In another approach, television signals may be used to get an accurate timing and frequency reference. Much like the GPS system, a system using television signals can also provide location. One such implementation is described in U.S. Pat. No. 6,839,024. Unlike GPS, TV signals penetrate further into buildings and structures. In addition to the TV station, a location and timing servers are required in the system. Furthermore, monitor stations that are located via GPS are required. Also, a TV phase center database is required. Basically, the user terminal locates itself, and determines the time in a manner similar to GPS. It measures the pseudo-ranges of the stations, and uses a database to determine the location and uses that information to calculate time. Due to the system-level components required, there is significant additional cost and complexity associated with this solution.
As yet another approach, direct connectivity may be used; i.e., where the system directly connects the elements needing the synchronization. There are many ways to accomplish this synchronization, including e.g., via a SERDES (serializer-deserializer) device, which may decode embedded data to provide for clock recovery. This is often used on an equipment rack or other such installations. However, this method generally cannot be used in a public network since there cannot be a direct connection between the elements in such applications.
Network elements (i.e., any networked object) often need to have either timing or frequency lock/synchronization/accuracy. The network elements can lock to a central source (i.e. Master reference), or to each other. An element can be frequency locked, yet not time locked. In this case, there will be a DC offset in time. An element can also be time locked, yet not frequency locked. In this case, the time will drift. Frequency error compounds to time errors.
If the frequency error averages zero (0) over long periods of time, the time error will be bounded. However, if there is a bias in the frequency error, the time error will grow unbounded, so there must be a mechanism to adjust the time in addition to frequency.

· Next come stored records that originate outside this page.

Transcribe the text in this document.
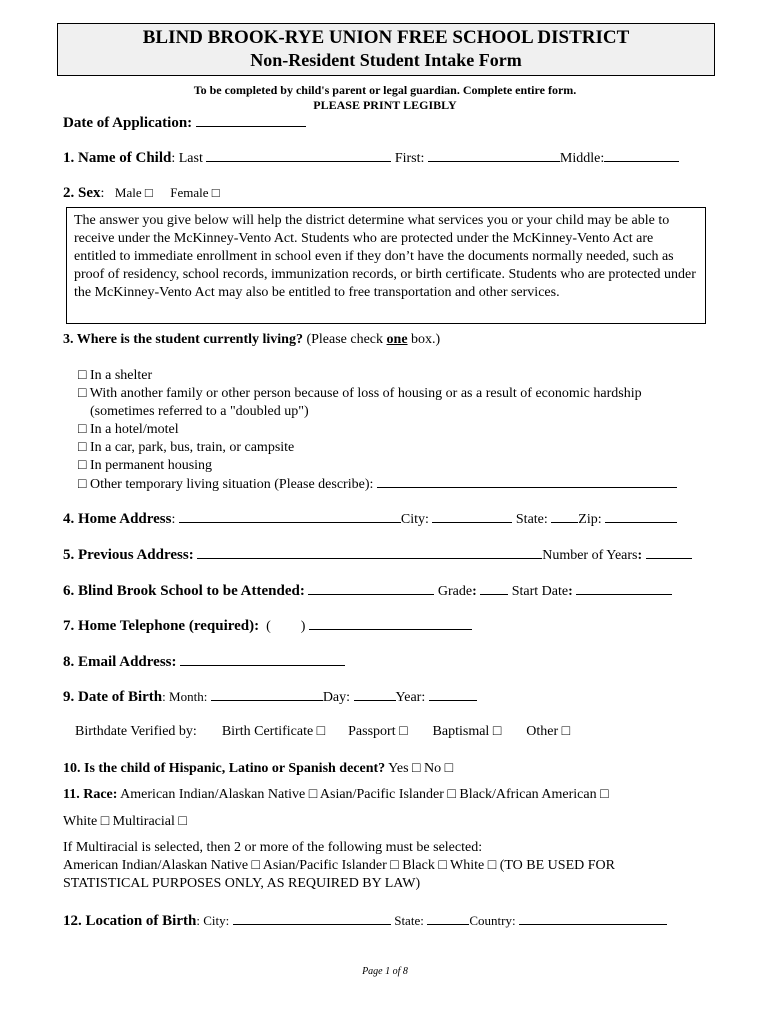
BLIND BROOK-RYE UNION FREE SCHOOL DISTRICT
Non-Resident Student Intake Form
To be completed by child's parent or legal guardian. Complete entire form.
PLEASE PRINT LEGIBLY
Date of Application:
1. Name of Child: Last	First:	Middle:
2. Sex:   Male □ Female □
The answer you give below will help the district determine what services you or your child may be able to receive under the McKinney-Vento Act. Students who are protected under the McKinney-Vento Act are entitled to immediate enrollment in school even if they don’t have the documents normally needed, such as proof of residency, school records, immunization records, or birth certificate. Students who are protected under the McKinney-Vento Act may also be entitled to free transportation and other services.
3. Where is the student currently living? (Please check one box.)
□ In a shelter
□ With another family or other person because of loss of housing or as a result of economic hardship
(sometimes referred to a "doubled up")
□ In a hotel/motel
□ In a car, park, bus, train, or campsite
□ In permanent housing
□ Other temporary living situation (Please describe):
4. Home Address:	City:	State: Zip:
5. Previous Address:	Number of Years:
6. Blind Brook School to be Attended:	Grade:	Start Date:
7. Home Telephone (required): ( )
8. Email Address:
9. Date of Birth: Month:	Day:	Year:
Birthdate Verified by: Birth Certificate □ Passport □ Baptismal □ Other □
10. Is the child of Hispanic, Latino or Spanish decent? Yes □ No □
11. Race: American Indian/Alaskan Native □ Asian/Pacific Islander □ Black/African American □
White □ Multiracial □
If Multiracial is selected, then 2 or more of the following must be selected:
American Indian/Alaskan Native □ Asian/Pacific Islander □ Black □ White □ (TO BE USED FOR
STATISTICAL PURPOSES ONLY, AS REQUIRED BY LAW)
12. Location of Birth: City:	State:	Country:
Page 1 of 8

Many applications need to have this type of synchronization. One such example is in a cellular network, where a user terminal moves between multiple basestations. Another example is in the case of measurements made by physically disparate devices such as test equipment. Yet another application comprises streaming applications such as those used for video or multimedia. All three of the foregoing examples have different system needs for time and/or frequency synchronization.
Accordingly, improved methods and apparatus are needed for providing accurate clocking (timing) and/or frequency information over a public network, that also are cost effective and efficient to manufacture and use. Ideally such improved apparatus and methods would require no significant modification or additions to extant infrastructure or communications protocols, and would allow for a great degree of flexibility in terms of operational implementation (e.g., could be used with various physical device configurations, network topologies, and communications protocols/air interfaces). It would also make maximal use of COTS (off-the-shelf) or commodity components so as to further reduce cost.